Simplify Delaware Prevailing Wage Compliance
Delaware's county-specific rates, weekly certified payroll, apprenticeship rules, and steep penalties make compliance a moving target, especially for contractors managing multiple projects or working across all three counties.
Points North gives you two ways to stay ahead of it. WageIQ automates your most complex prevailing wage and fringe calculations before payroll runs, applying the correct county rate and classification to every worker and integrating with the payroll system you already use. For contractors who would rather hand the work off entirely, Managed Services handles the compliance process from start to finish, which is especially valuable for firms new to prevailing wage or juggling complex, multi-site projects.
Frequently Asked Questions
The Delaware prevailing wage is the base hourly rate plus fringe benefits that the Department of Labor requires on state-funded public works. Rates are set by county and trade classification under 29 Del. C. § 6960 and published in an annual determination.
The Delaware Department of Labor, Division of Industrial Affairs sets and enforces prevailing wage rates. Rates are tied to local collective bargaining agreements where they prevail, and to the Department's annual survey where they do not.

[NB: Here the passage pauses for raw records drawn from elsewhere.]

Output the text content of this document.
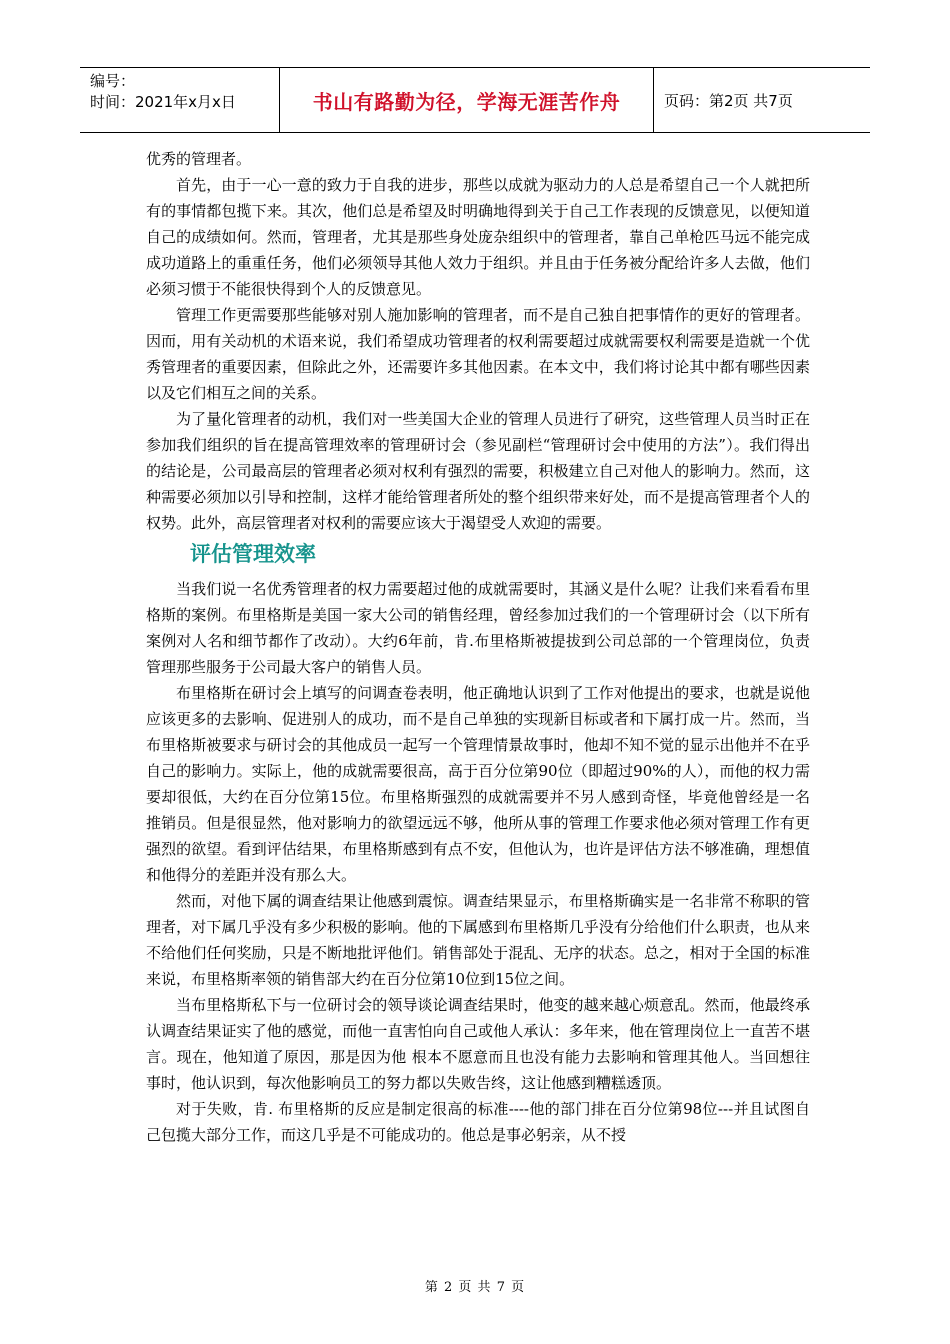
编号：
时间：2021年x月x日	书山有路勤为径，学海无涯苦作舟	页码：第2页 共7页

优秀的管理者。

首先，由于一心一意的致力于自我的进步，那些以成就为驱动力的人总是希望自己一个人就把所有的事情都包揽下来。其次，他们总是希望及时明确地得到关于自己工作表现的反馈意见，以便知道自己的成绩如何。然而，管理者，尤其是那些身处庞杂组织中的管理者，靠自己单枪匹马远不能完成成功道路上的重重任务，他们必须领导其他人效力于组织。并且由于任务被分配给许多人去做，他们必须习惯于不能很快得到个人的反馈意见。

管理工作更需要那些能够对别人施加影响的管理者，而不是自己独自把事情作的更好的管理者。因而，用有关动机的术语来说，我们希望成功管理者的权利需要超过成就需要权利需要是造就一个优秀管理者的重要因素，但除此之外，还需要许多其他因素。在本文中，我们将讨论其中都有哪些因素以及它们相互之间的关系。

为了量化管理者的动机，我们对一些美国大企业的管理人员进行了研究，这些管理人员当时正在参加我们组织的旨在提高管理效率的管理研讨会（参见副栏“管理研讨会中使用的方法”）。我们得出的结论是，公司最高层的管理者必须对权利有强烈的需要，积极建立自己对他人的影响力。然而，这种需要必须加以引导和控制，这样才能给管理者所处的整个组织带来好处，而不是提高管理者个人的权势。此外，高层管理者对权利的需要应该大于渴望受人欢迎的需要。

评估管理效率

当我们说一名优秀管理者的权力需要超过他的成就需要时，其涵义是什么呢？让我们来看看布里格斯的案例。布里格斯是美国一家大公司的销售经理，曾经参加过我们的一个管理研讨会（以下所有案例对人名和细节都作了改动）。大约6年前，肯.布里格斯被提拔到公司总部的一个管理岗位，负责管理那些服务于公司最大客户的销售人员。

布里格斯在研讨会上填写的问调查卷表明，他正确地认识到了工作对他提出的要求，也就是说他应该更多的去影响、促进别人的成功，而不是自己单独的实现新目标或者和下属打成一片。然而，当布里格斯被要求与研讨会的其他成员一起写一个管理情景故事时，他却不知不觉的显示出他并不在乎自己的影响力。实际上，他的成就需要很高，高于百分位第90位（即超过90%的人），而他的权力需要却很低，大约在百分位第15位。布里格斯强烈的成就需要并不另人感到奇怪，毕竟他曾经是一名推销员。但是很显然，他对影响力的欲望远远不够，他所从事的管理工作要求他必须对管理工作有更强烈的欲望。看到评估结果，布里格斯感到有点不安，但他认为，也许是评估方法不够准确，理想值和他得分的差距并没有那么大。

然而，对他下属的调查结果让他感到震惊。调查结果显示，布里格斯确实是一名非常不称职的管理者，对下属几乎没有多少积极的影响。他的下属感到布里格斯几乎没有分给他们什么职责，也从来不给他们任何奖励，只是不断地批评他们。销售部处于混乱、无序的状态。总之，相对于全国的标准来说，布里格斯率领的销售部大约在百分位第10位到15位之间。

当布里格斯私下与一位研讨会的领导谈论调查结果时，他变的越来越心烦意乱。然而，他最终承认调查结果证实了他的感觉，而他一直害怕向自己或他人承认：多年来，他在管理岗位上一直苦不堪言。现在，他知道了原因，那是因为他 根本不愿意而且也没有能力去影响和管理其他人。当回想往事时，他认识到，每次他影响员工的努力都以失败告终，这让他感到糟糕透顶。

对于失败，肯. 布里格斯的反应是制定很高的标准----他的部门排在百分位第98位---并且试图自己包揽大部分工作，而这几乎是不可能成功的。他总是事必躬亲，从不授

第 2 页 共 7 页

Prevailing wage applies to new construction projects over $500,000 and to alteration, repair, renovation, demolition, or reconstruction projects over $45,000, when the work is funded in whole or in part by the State of Delaware.
Not for state-funded work. Delaware uses its own determination for state-funded projects. Federally funded projects follow the Davis-Bacon Act, and the two rate sets can differ, so contractors must apply the correct one based on the funding source.
Yes. Contractors on covered public works must furnish sworn certified payroll weekly. Delaware accepts the federal WH-347 format, and the Department of Labor retains submitted payroll for six months.
The Department publishes a new Prevailing Wage Determination on or before March 15 each year, valid for one year or until amended.
Delaware Prevailing Wage Glossary
- 29 Del. C. § 6960
- The section of Delaware code that establishes prevailing wage requirements on state-funded public works.
- Division of Industrial Affairs
- The arm of the Delaware Department of Labor that sets and enforces the state's prevailing wage rates.
- Delaware Debarment List
- The state's published list of contractors barred from public works for three years following a prevailing wage violation judgment.